A rare congressional joint hearing with the Senate Judiciary and Commerce Committees held in Washington saw Mark Zuckerberg testify and answer the hard questions regarding Facebook’s data practices. The outcome is still undetermined and a legislative response is improbable to be implemented soon considering the Congress’ lack of understanding about the industry, made evident by the many misguided questions presented.
What can be done to mitigate these concerns and protect consumers?
Consumer awareness of these data practices have only just begun to propagate amongst the public in the wake of this ‘game-changing’ scandal. We have become accustomed to the narrative of malpractice and become complacent regarding who we trust with our data. How often do you accept privacy policies and terms of service without properly understanding what you are assenting to? Consumer negligence undeniably allows companies to circumvent accountability, continuing to allow ‘lax to non-existent enforcement practices’ through hidden clauses permitting the sharing of data. While enterprise-level responsibility is necessary, consumers should be more conscious protecting their own data and only sharing personal information in the context of understanding the potential implications. With no imminent data privacy regulation, consumers should take reasonable precautions when providing personal information online with full acknowledgement of the inherent risk.

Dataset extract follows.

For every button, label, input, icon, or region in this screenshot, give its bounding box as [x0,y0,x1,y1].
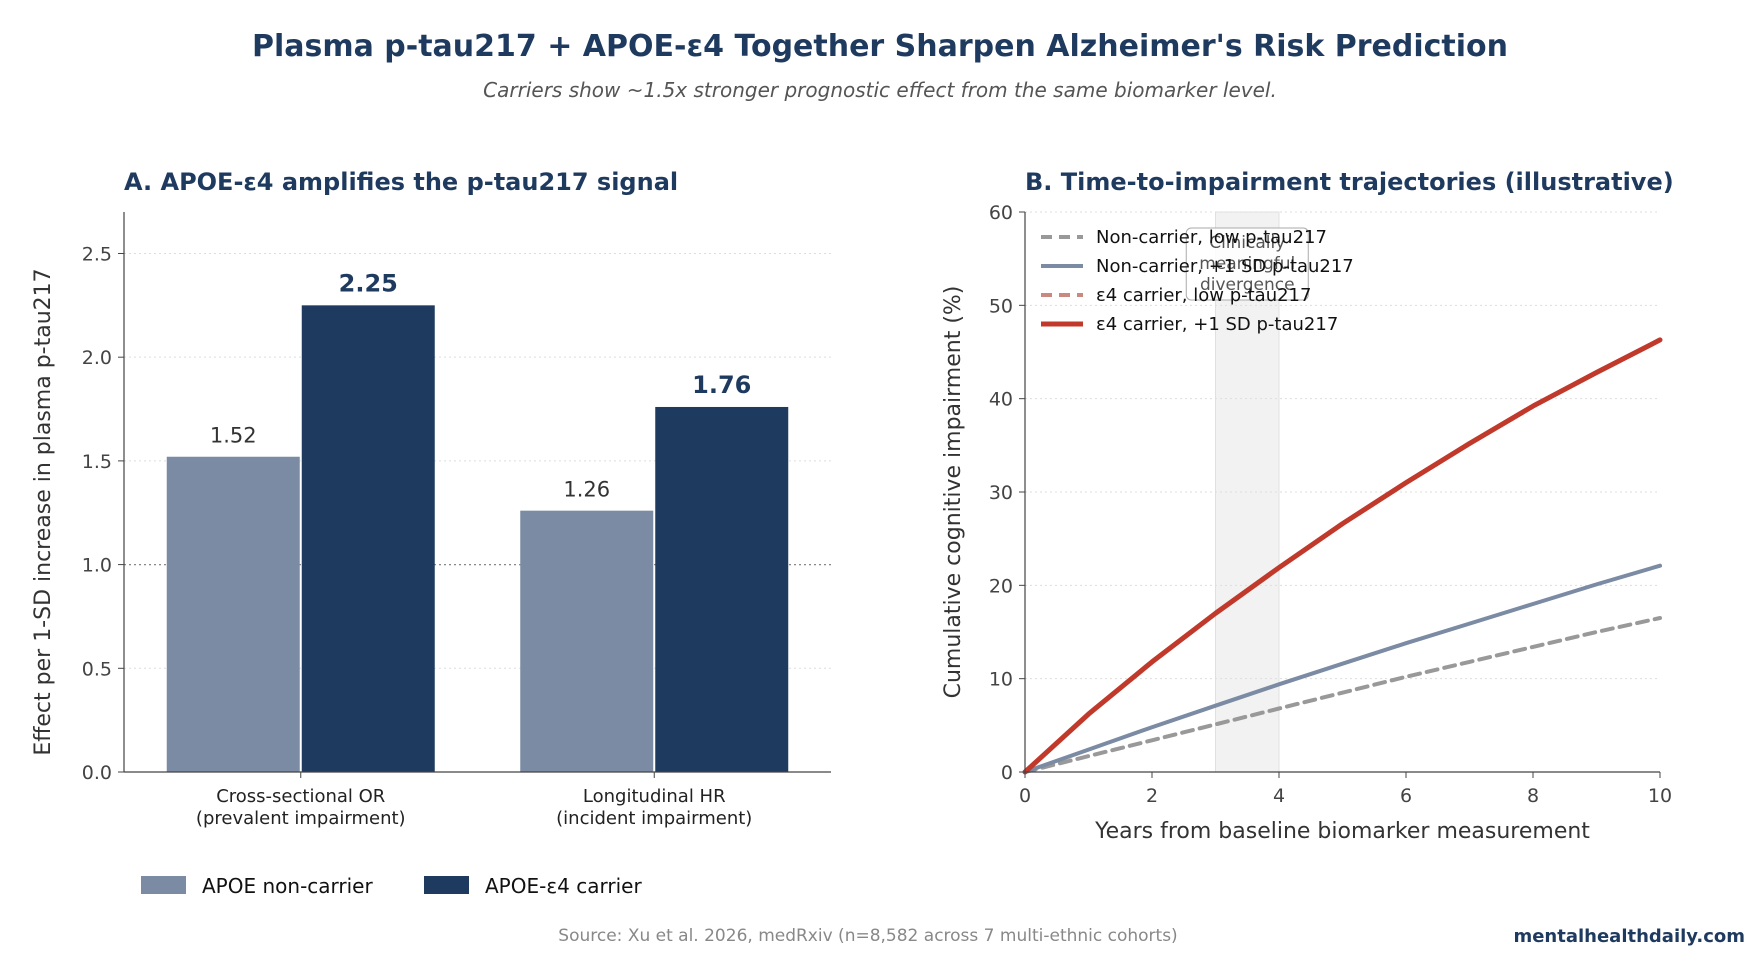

Consent agreements should be more strictly regulated, imposing restrictions on misleading or obscure clauses to ensure consumers are fully aware of the privacy rights being waived. Upfront transparency about what data is being collected, and how this data is utilised will provide consumers with the knowledge necessary to make informed decisions regarding consent. The onus should not lie with the consumer to attempt to find, read through the fine print, and understand complex terminology. While progression has been made to ensure our data is handled ethically, how Congress reacts by either allowing Facebook to continue to self-regulate or intervene by enforcing regulation will have broad implications across the tech industry. It is a difficult and fine line to walk, but whatever form this regulation takes will set a precedent for other digital services in addressing consumer data privacy concerns. A reactionary response that is hastily implemented to accommodate immediate concerns would certainly trigger conflict with the major players, and will require cooperation on both fronts to find an effective solution.